A conclusão é de um estudo anunciado nesta quinta-feira (14/02), durante a reunião anual da American Association for the Advancement of Science (AAAS), em Boston, nos Estados Unidos.
A pesquisa foi conduzida por um grupo internacional de cientistas, que analisou quatro anos de dados obtidos por meio do telescópio espacial de raios gama Fermi, da Nasa. É a primeira evidência considerada inequívoca da origem dos raios cósmicos. Os resultados da pesquisa também foram publicados na nova edição da revista Science.
Os cientistas identificaram sinais de duas supernovas antigas (a W44, a 5 mil anos-luz da Terra, e a IC 443, a 10 mil anos-luz), cujas ondas de choques produzidas por suas explosões aceleraram prótons a velocidades próximas à da luz, transformando as partículas naquilo que se convencionou chamar de raios cósmicos.

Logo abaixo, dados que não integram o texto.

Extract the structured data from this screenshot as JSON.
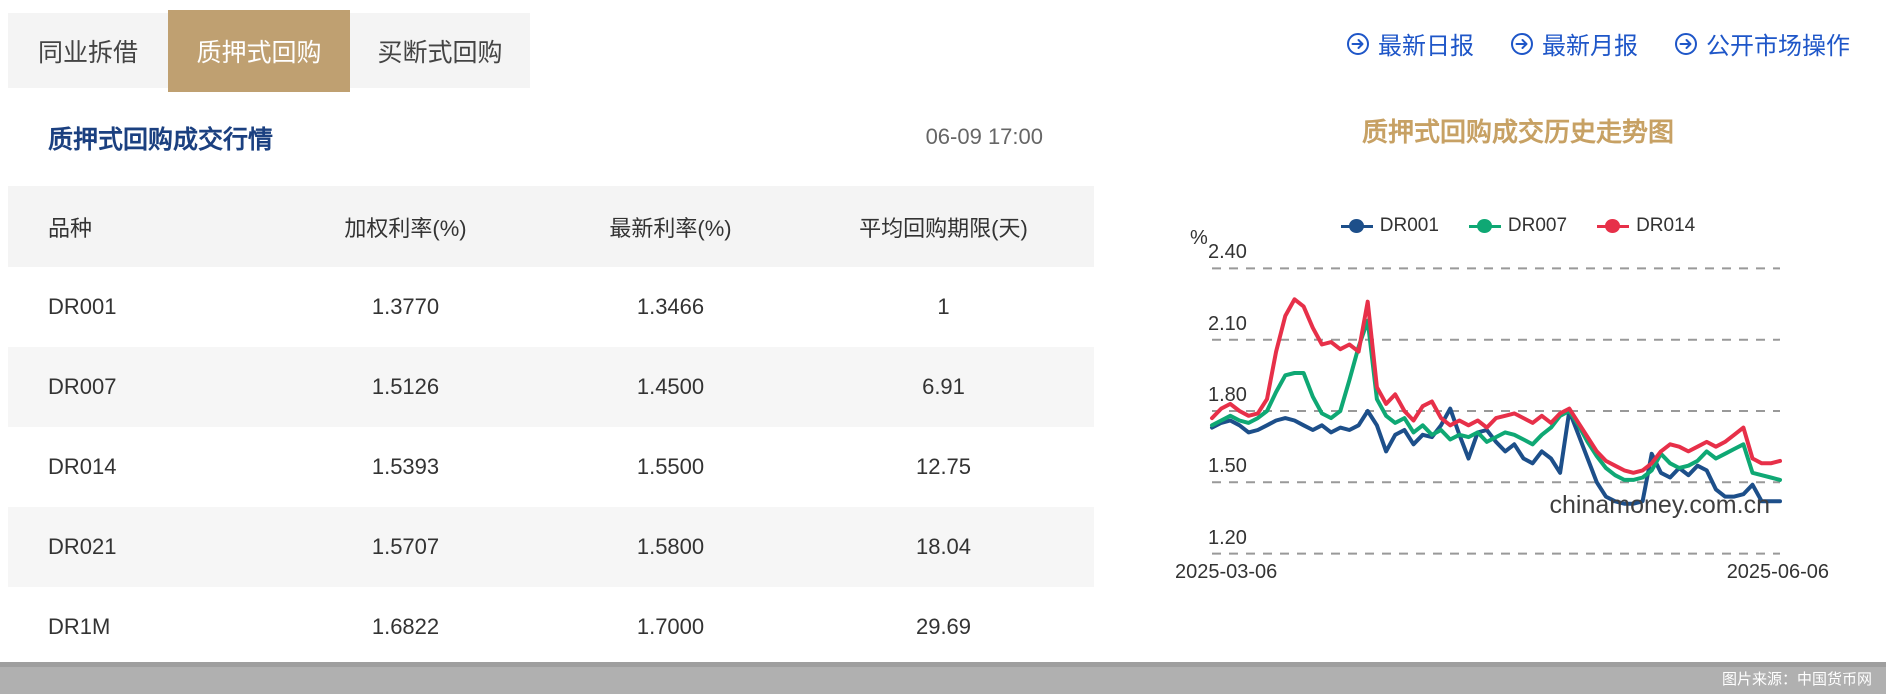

De acordo com o líder do estudo, o astrofísico alemão Stefan Funk, da Universidade Stanford e do Instituto Kavli para Partículas Astrofísicas e Cosmologia do Departamento de Energia dos Estados Unidos, quando esses prótons carregados de energia se chocam com prótons estáticos em meio a gás ou poeira estelar, o resultado é a produção de raios gama com características distintas.
“Raios cósmicos não são exatamente raios, mas basicamente prótons. No entanto, não são todas as partículas subatômicas aceleradas em uma supernova que se transformam em raios cósmicos, e sim uma pequena parte”, disse Funk.

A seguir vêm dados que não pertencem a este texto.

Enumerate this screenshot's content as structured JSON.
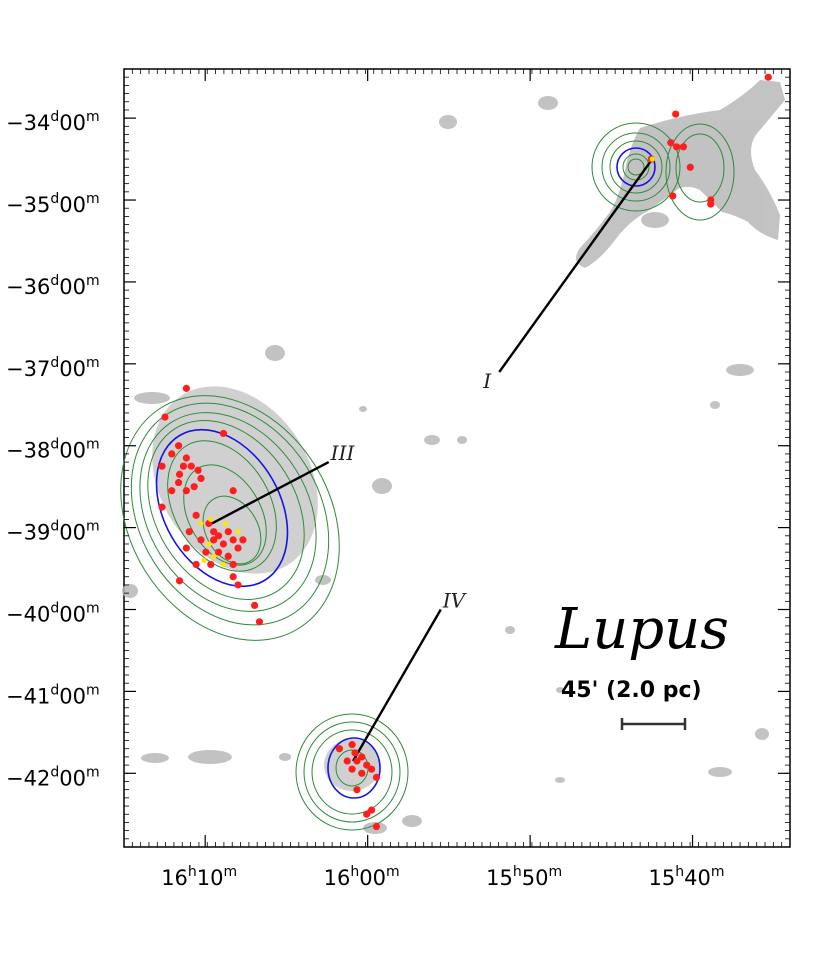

De acordo com o cientista, prótons compõem mais de 90% dos raios cósmicos que atingem a atmosfera terrestre na forma de duchas de partículas, produzindo radiação.
“Eles nos acertam o tempo todo, mas não fazem mal e correspondem a uma ínfima parte da radiação no planeta. Durante a história do Sistema Solar, porém, essas partículas têm sido muito importantes, tendo influenciado a evolução da galáxia”, disse Funk. “Uma característica que acho especial nos raios cósmicos é que eles têm origem a partir das maiores explosões em nossa galáxia, que aceleram as menores das partículas.”
Píons
Os cientistas há anos estipulavam que as duas fontes mais prováveis para a produção de raios cósmicos seriam explosões de supernovas na Via Láctea ou jatos de energia derivados de buracos negros além da galáxia. Isso por causa da dimensão dos fenômenos, uma vez que, para lançar partículas por toda a galáxia, a fonte teria que ter uma energia suficiente para tanto. Mas até o momento não haviam sido encontradas evidências que comprovassem essas suspeitas.

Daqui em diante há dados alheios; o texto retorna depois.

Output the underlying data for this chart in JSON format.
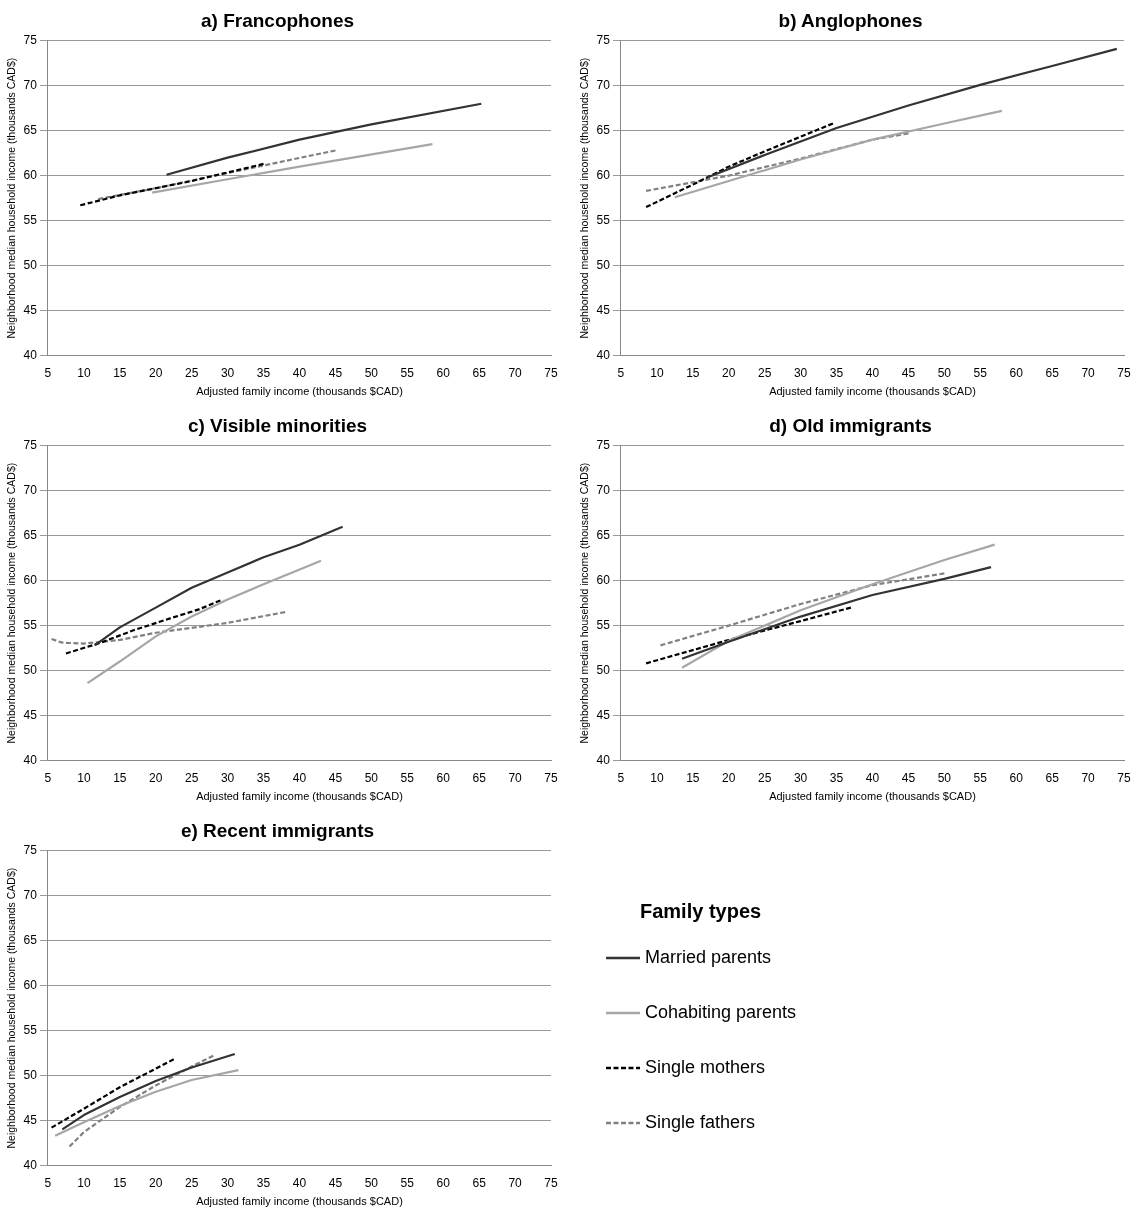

A explosão estelar conhecida como supernova é capaz de irradiar energia equivalente à que o Sol emitirá durante toda a sua existência. As ondas de choque de uma supernova aceleram os prótons até os transformarem em raios cósmicos, em um processo no qual os prótons são presos nas regiões de choque – que se aceleram cada vez mais – por campos magnéticos.
“As energias desses prótons estão muito além do que os maiores aceleradores de partículas da Terra, como o LHC, são capazes de produzir”, disse Funk.
As colisões entre os prótons cada vez mais rápidos e prótons que se movem bem mais lentamente – e que ocorrem em nuvens de poeira e gás – levam à formação de partículas neutras conhecidas como píons.
Essas partículas subatômicas – descobertas na década de 1940 pelo brasileiro Cesar Lattes, o italiano Giuseppe Occhialini e o britânico Cecil Powell –, por sua vez, decaem em raios gama, uma forma de luz altamente energética. E foi justamente esse decaimento com sua assinatura específica em raios gama que pode ser identificado por telescópios espaciais como o Fermi e comprovou a origem dos raios cósmicos.
“Até agora, tínhamos apenas cálculos teóricos e o senso comum para nos guiar na ideia de que os raios cósmicos têm origem em supernovas. A detecção direta das assinaturas do decaimento dos píons em restos de supernova fecha o circuito, ao fornecer evidências observacionais de um componente significativo dos raios cósmicos”, disse Jerry Ostriker, da Universidade Columbia, também envolvido na descoberta.
Na próxima etapa da pesquisa, o grupo tentará compreender os detalhes do mecanismo de aceleração e as energias máximas com que a explosão de uma supernova podem acelerar prótons.
“É interessante destacar que essa descoberta ocorre no momento em que celebramos o 100o aniversário da descoberta dos raios cósmicos”, disse Roger Blandford, diretor do Kavli Institute, que participou da análise dos dados obtidos no Large Area Telescope do Fermi.
O artigo Detection of the Characteristic Pion-Decay Signature in Supernova Remnants (10.1126/science.1231160) pode ser lido por assinantes da Science em www.sciencemag.org.